It all started with a single developer, a hidden room, and a name the world wasn’t supposed to see.
The Birth of the Easter Egg
In 1980, Atari had a strict policy: no developer credits. Games were sold as products of the company, not the individuals who made them. Warren Robinett, programmer of the game Adventure for the Atari 2600, disagreed — and decided to do something about it.
He programmed a secret room, accessible only through a nearly invisible single-pixel dot hidden in a wall. Carrying this dot to a specific barrier and passing through it with it in your possession would open a room with a flashing rainbow-colored message:
“Created by Warren Robinett”
How to Find It
- In the Black Castle, find the invisible dot — a single pixel hidden in the eastern wall of a room near the Blue Labyrinth.
- Pick it up along with the Bridge, Key, and Magnet.
- Carry the dot through the barrier in the Gold Castle where only one item can normally pass.

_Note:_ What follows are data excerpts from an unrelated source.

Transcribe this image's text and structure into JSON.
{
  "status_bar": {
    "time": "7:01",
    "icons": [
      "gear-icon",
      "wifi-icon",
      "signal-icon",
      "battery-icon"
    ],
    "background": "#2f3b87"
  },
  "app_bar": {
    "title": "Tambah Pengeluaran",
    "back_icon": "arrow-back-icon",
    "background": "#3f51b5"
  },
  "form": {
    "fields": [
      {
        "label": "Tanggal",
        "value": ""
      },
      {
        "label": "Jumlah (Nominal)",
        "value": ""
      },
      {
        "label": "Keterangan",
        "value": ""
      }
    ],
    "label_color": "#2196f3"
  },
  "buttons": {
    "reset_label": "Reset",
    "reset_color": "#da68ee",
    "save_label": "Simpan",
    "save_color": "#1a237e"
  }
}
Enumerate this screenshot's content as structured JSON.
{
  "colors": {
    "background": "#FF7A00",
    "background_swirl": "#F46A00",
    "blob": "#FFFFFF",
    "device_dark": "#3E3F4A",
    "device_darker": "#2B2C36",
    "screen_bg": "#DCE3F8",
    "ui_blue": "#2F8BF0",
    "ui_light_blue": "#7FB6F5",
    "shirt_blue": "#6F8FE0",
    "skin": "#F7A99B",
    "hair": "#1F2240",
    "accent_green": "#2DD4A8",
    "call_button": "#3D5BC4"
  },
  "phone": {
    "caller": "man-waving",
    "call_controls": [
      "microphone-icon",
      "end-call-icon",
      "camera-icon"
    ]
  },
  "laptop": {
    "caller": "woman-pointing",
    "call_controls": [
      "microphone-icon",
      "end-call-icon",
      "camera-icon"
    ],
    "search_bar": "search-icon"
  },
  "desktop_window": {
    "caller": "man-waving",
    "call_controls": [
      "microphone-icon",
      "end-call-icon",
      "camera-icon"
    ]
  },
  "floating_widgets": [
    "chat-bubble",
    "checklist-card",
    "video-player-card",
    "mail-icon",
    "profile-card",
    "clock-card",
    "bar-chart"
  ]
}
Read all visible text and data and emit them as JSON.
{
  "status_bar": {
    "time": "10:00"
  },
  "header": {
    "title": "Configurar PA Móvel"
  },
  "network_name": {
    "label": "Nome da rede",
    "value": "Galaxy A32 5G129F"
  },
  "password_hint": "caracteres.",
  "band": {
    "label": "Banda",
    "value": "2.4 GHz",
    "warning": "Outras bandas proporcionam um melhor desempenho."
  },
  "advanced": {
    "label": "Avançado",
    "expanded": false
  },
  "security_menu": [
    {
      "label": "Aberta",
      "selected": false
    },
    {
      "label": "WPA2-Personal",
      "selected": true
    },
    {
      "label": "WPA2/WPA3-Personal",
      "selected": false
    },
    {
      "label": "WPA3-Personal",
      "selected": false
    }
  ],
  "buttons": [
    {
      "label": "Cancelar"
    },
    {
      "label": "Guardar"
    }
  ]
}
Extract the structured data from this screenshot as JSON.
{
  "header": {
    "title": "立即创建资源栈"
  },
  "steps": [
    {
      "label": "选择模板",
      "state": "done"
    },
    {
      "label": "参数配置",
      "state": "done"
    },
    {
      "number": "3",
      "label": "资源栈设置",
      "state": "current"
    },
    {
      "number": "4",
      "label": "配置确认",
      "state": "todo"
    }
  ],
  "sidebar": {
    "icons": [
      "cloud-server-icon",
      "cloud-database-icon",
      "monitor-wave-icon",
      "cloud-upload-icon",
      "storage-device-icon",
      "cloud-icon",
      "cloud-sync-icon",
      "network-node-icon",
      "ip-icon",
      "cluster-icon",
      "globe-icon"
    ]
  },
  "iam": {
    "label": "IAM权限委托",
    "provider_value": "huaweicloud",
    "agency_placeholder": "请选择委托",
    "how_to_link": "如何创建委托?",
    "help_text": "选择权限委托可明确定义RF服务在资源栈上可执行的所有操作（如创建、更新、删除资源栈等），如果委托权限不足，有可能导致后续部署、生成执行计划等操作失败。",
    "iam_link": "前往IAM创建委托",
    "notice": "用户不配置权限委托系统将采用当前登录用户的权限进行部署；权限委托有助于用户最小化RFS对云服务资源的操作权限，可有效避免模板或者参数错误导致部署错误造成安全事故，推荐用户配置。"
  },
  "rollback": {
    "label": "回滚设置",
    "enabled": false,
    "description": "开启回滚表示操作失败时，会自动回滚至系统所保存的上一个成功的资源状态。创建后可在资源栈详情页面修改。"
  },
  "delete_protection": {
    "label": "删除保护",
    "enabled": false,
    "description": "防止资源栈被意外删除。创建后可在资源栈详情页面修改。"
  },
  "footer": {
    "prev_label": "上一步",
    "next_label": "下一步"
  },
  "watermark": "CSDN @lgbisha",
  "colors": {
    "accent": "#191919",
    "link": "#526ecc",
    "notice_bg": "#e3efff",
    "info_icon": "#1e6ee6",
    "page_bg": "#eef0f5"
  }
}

- Walk through the hidden passage to reach the secret room.
Why It Matters
Atari executives discovered the easter egg only after hundreds of thousands of cartridges had already been shipped. They decided removing it would cost more than leaving it in. Warren Robinett had already left the company.
This single hidden room inspired an entire culture of game developers hiding secrets, jokes, and tributes inside their games — a tradition that continues to this day.
Adventure is considered the origin of the term “Easter Egg” in video games, coined by Atari’s Steve Wright when he found the secret.

I spent an embarrassing amount of time finding that gray dot as a kid without a guide. The moment you finally get into the secret room feels genuinely earned. Nothing in modern gaming replicates that feeling.
Warren Robinett basically invented an entire culture by himself. The fact that Atari execs found out and still shipped it because a new ROM mask cost $10k is one of my favourite corporate accidents in gaming history.
The Ready Player One connection is what got a lot of younger players interested in this. But the real story — a developer quietly asserting his existence against corporate anonymity — is so much more interesting than the film made it seem.